O verdadeiro motor por trás dessa alternância de poder não parece ser uma súbita conversão ideológica das populações a propostas pragmáticas de direita ou esquerda, mas sim uma profunda insatisfação popular. Os eleitores sul-americanos reagem de forma pragmática contra a criminalidade, a estagnação econômica e a persistente armadilha da renda média, onde promessas de crescimento nunca se realizam. Trata-se, essencialmente, de uma punição generalizada a quem está no poder.

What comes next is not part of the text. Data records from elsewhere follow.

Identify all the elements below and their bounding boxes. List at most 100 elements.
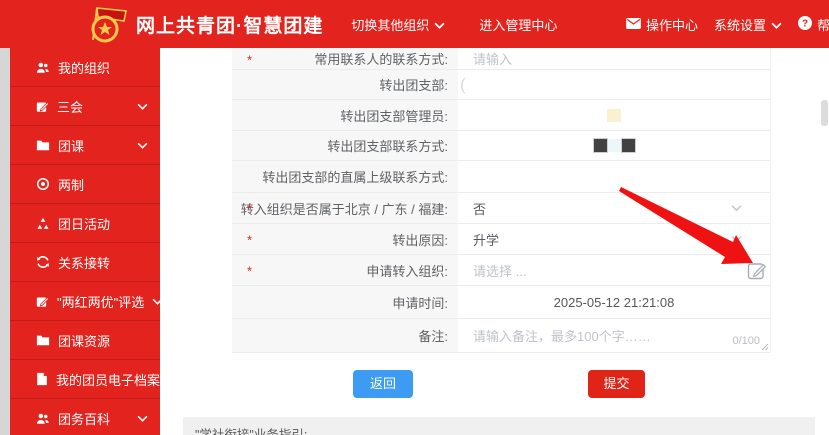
chevron-down-icon: [434, 17, 445, 32]
readonly-value-cell: 2025-05-12 21:21:08: [458, 286, 770, 318]
mail-icon: [626, 17, 641, 32]
form-row: * 申请转入组织: 请选择 ...: [232, 255, 770, 286]
system-settings-label: 系统设置: [714, 15, 766, 34]
sidebar-item-label: 我的组织: [58, 58, 110, 77]
page-left-gutter: [0, 48, 10, 435]
action-center-label: 操作中心: [646, 15, 698, 34]
sidebar-item-label: 三会: [57, 97, 83, 116]
field-label-cell: 备注:: [232, 319, 458, 352]
sidebar-item-label: 关系接转: [58, 253, 110, 272]
chevron-down-icon: [137, 142, 148, 149]
field-label-cell: *转入组织是否属于北京 / 广东 / 福建:: [232, 193, 458, 223]
textarea-placeholder: 请输入备注，最多100个字……: [473, 319, 651, 345]
picker-placeholder: 请选择 ...: [473, 261, 526, 280]
sidebar-item[interactable]: 三会: [10, 87, 160, 126]
guide-title: "学社衔接"业务指引:: [195, 428, 307, 435]
chevron-down-icon: [137, 415, 148, 422]
sidebar-item[interactable]: 团日活动: [10, 204, 160, 243]
field-label: 转出团支部:: [379, 75, 448, 94]
required-asterisk: *: [247, 264, 252, 279]
form-row: *常用联系人的联系方式:请输入: [232, 48, 770, 70]
app-window: 网上共青团·智慧团建 切换其他组织 进入管理中心 操作中心 系统设置: [0, 0, 829, 435]
select-value: 升学: [473, 230, 499, 249]
field-label: 转出团支部的直属上级联系方式:: [262, 167, 448, 186]
cyl-emblem-logo: [84, 4, 128, 44]
chevron-down-icon: [771, 17, 782, 32]
edit-icon: [36, 100, 49, 113]
field-label: 申请时间:: [392, 293, 448, 312]
recycle-icon: [36, 217, 50, 230]
help-icon: ?: [798, 16, 812, 33]
submit-button[interactable]: 提交: [588, 370, 645, 398]
field-label: 常用联系人的联系方式:: [314, 49, 448, 68]
switch-org-menu[interactable]: 切换其他组织: [351, 15, 445, 34]
input-field[interactable]: 请输入: [458, 48, 770, 69]
form-row: *转出原因:升学: [232, 224, 770, 255]
form-row: 转出团支部联系方式:: [232, 131, 770, 161]
field-label: 转入组织是否属于北京 / 广东 / 福建:: [241, 199, 448, 218]
enter-admin-link[interactable]: 进入管理中心: [479, 15, 557, 34]
back-button[interactable]: 返回: [353, 370, 413, 398]
business-guide-box: "学社衔接"业务指引:: [183, 417, 815, 435]
field-label: 申请转入组织:: [366, 261, 448, 280]
redacted-value: [607, 109, 621, 122]
system-settings-menu[interactable]: 系统设置: [714, 15, 782, 34]
select-field[interactable]: 否: [458, 193, 770, 223]
sidebar-item[interactable]: "两红两优"评选: [10, 282, 160, 321]
scrollbar-thumb[interactable]: [821, 100, 828, 126]
svg-text:?: ?: [802, 18, 808, 29]
transfer-form: *常用联系人的联系方式:请输入转出团支部:(转出团支部管理员:转出团支部联系方式…: [232, 48, 771, 353]
readonly-value-cell: [458, 100, 770, 130]
sidebar-item[interactable]: 我的组织: [10, 48, 160, 87]
select-field[interactable]: 升学: [458, 224, 770, 254]
form-row: 转出团支部: (: [232, 70, 770, 100]
sidebar-item-label: "两红两优"评选: [57, 292, 144, 311]
field-label-cell: 转出团支部管理员:: [232, 100, 458, 130]
edit-icon[interactable]: [747, 260, 768, 281]
redacted-value: [608, 139, 621, 152]
form-row: 申请时间: 2025-05-12 21:21:08: [232, 286, 770, 319]
file-icon: [36, 372, 48, 386]
field-label-cell: 转出团支部联系方式:: [232, 131, 458, 160]
required-asterisk: *: [247, 233, 252, 248]
folder-icon: [36, 139, 50, 151]
switch-org-label: 切换其他组织: [351, 15, 429, 34]
form-row: *转入组织是否属于北京 / 广东 / 福建:否: [232, 193, 770, 224]
app-title: 网上共青团·智慧团建: [136, 11, 323, 38]
redacted-value: [593, 138, 608, 153]
redacted-text: (: [460, 75, 466, 95]
field-label-cell: *常用联系人的联系方式:: [232, 48, 458, 69]
sidebar-item[interactable]: 团务百科: [10, 399, 160, 435]
redacted-value: [621, 138, 636, 153]
folder-icon: [36, 334, 50, 346]
sidebar-item[interactable]: 两制: [10, 165, 160, 204]
main-content: *常用联系人的联系方式:请输入转出团支部:(转出团支部管理员:转出团支部联系方式…: [160, 48, 829, 435]
field-label: 备注:: [418, 326, 448, 345]
field-label-cell: 转出团支部的直属上级联系方式:: [232, 161, 458, 192]
users-icon: [36, 61, 50, 74]
refresh-icon: [36, 255, 50, 269]
resize-handle-icon[interactable]: [761, 343, 769, 351]
sidebar-item[interactable]: 我的团员电子档案: [10, 360, 160, 399]
field-label: 转出团支部联系方式:: [327, 136, 448, 155]
org-picker-field[interactable]: 请选择 ...: [458, 255, 770, 285]
readonly-value-cell: [458, 161, 770, 192]
sidebar-item[interactable]: 团课资源: [10, 321, 160, 360]
remarks-textarea[interactable]: 请输入备注，最多100个字…… 0/100: [458, 319, 770, 352]
sidebar: 我的组织三会团课两制团日活动关系接转 "两红两优"评选团课资源我的团员电子档案团务…: [10, 48, 160, 435]
field-label-cell: 转出团支部:: [232, 70, 458, 99]
form-row: 转出团支部管理员:: [232, 100, 770, 131]
chevron-down-icon: [731, 236, 742, 243]
form-row: 转出团支部的直属上级联系方式:: [232, 161, 770, 193]
sidebar-item-label: 团日活动: [58, 214, 110, 233]
target-icon: [36, 177, 50, 191]
help-link[interactable]: ? 帮助: [798, 15, 829, 34]
sidebar-item-label: 团课: [58, 136, 84, 155]
required-asterisk: *: [247, 202, 252, 217]
sidebar-item[interactable]: 团课: [10, 126, 160, 165]
sidebar-item[interactable]: 关系接转: [10, 243, 160, 282]
char-counter: 0/100: [732, 335, 760, 347]
enter-admin-label: 进入管理中心: [479, 15, 557, 34]
action-center-link[interactable]: 操作中心: [626, 15, 698, 34]
field-label-cell: 申请时间:: [232, 286, 458, 318]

Essa dinâmica mostra que a nova direita não terá lua de mel com o eleitorado, enfrentando o mesmo escrutínio que sepultou os governos de esquerda anteriores. Paralelamente, a crença de que governos sul-americanos alinhados ideologicamente a Washington, especialmente sob a influência de Donald Trump, garantiriam uma relação automática de privilégio com a superpotência é outra possível ilusão. A doutrina de segurança nacional da Casa Branca prioriza exclusivamente os interesses norte-americanos, enxergando a América do Sul prioritariamente como exportadora de recursos naturais e de criminalidade transnacional.
Líderes locais poderia atentar para exemplos internacionais, como o da primeira-ministra italiana Giorgia Meloni, que, apesar de sua origem na direita, entrou em rota de colisão com Washington por defender os interesses de seu próprio país. No campo da segurança pública e do narcotráfico, a cooperação militar na região amazônica tende a crescer diante das novas lideranças, mas os Estados Unidos guiam suas ações por necessidades internas e geopolíticas, e não por afinidades partidárias automáticas.
Essa volatilidade política e o desgaste das lideranças tradicionais não são exclusividades latino-americanas. No Reino Unido, a recente renúncia do primeiro-ministro trabalhista Keir Starmer ilustra como grandes maiorias parlamentares podem se dissolver rapidamente diante da incapacidade de entregar resultados práticos. Starmer tornou-se o sexto chefe de governo a cair em uma década marcada pelas consequências econômicas e sociais do Brexit.
O provável sucessor, Andy Burnham, assume um país estruturalmente endividado, evidenciando que a impaciência do eleitorado e as divisões internas em democracias consolidadas criam um ciclo de instabilidade difícil de romper. Seja em Washington negociando acordos provisórios com o Irã, seja em Bogotá ou Londres, o cenário global contemporâneo pune severamente a falta de pragmatismo. No fim, as ideologias importam menos que a capacidade real de governar e responder aos anseios imediatos da população.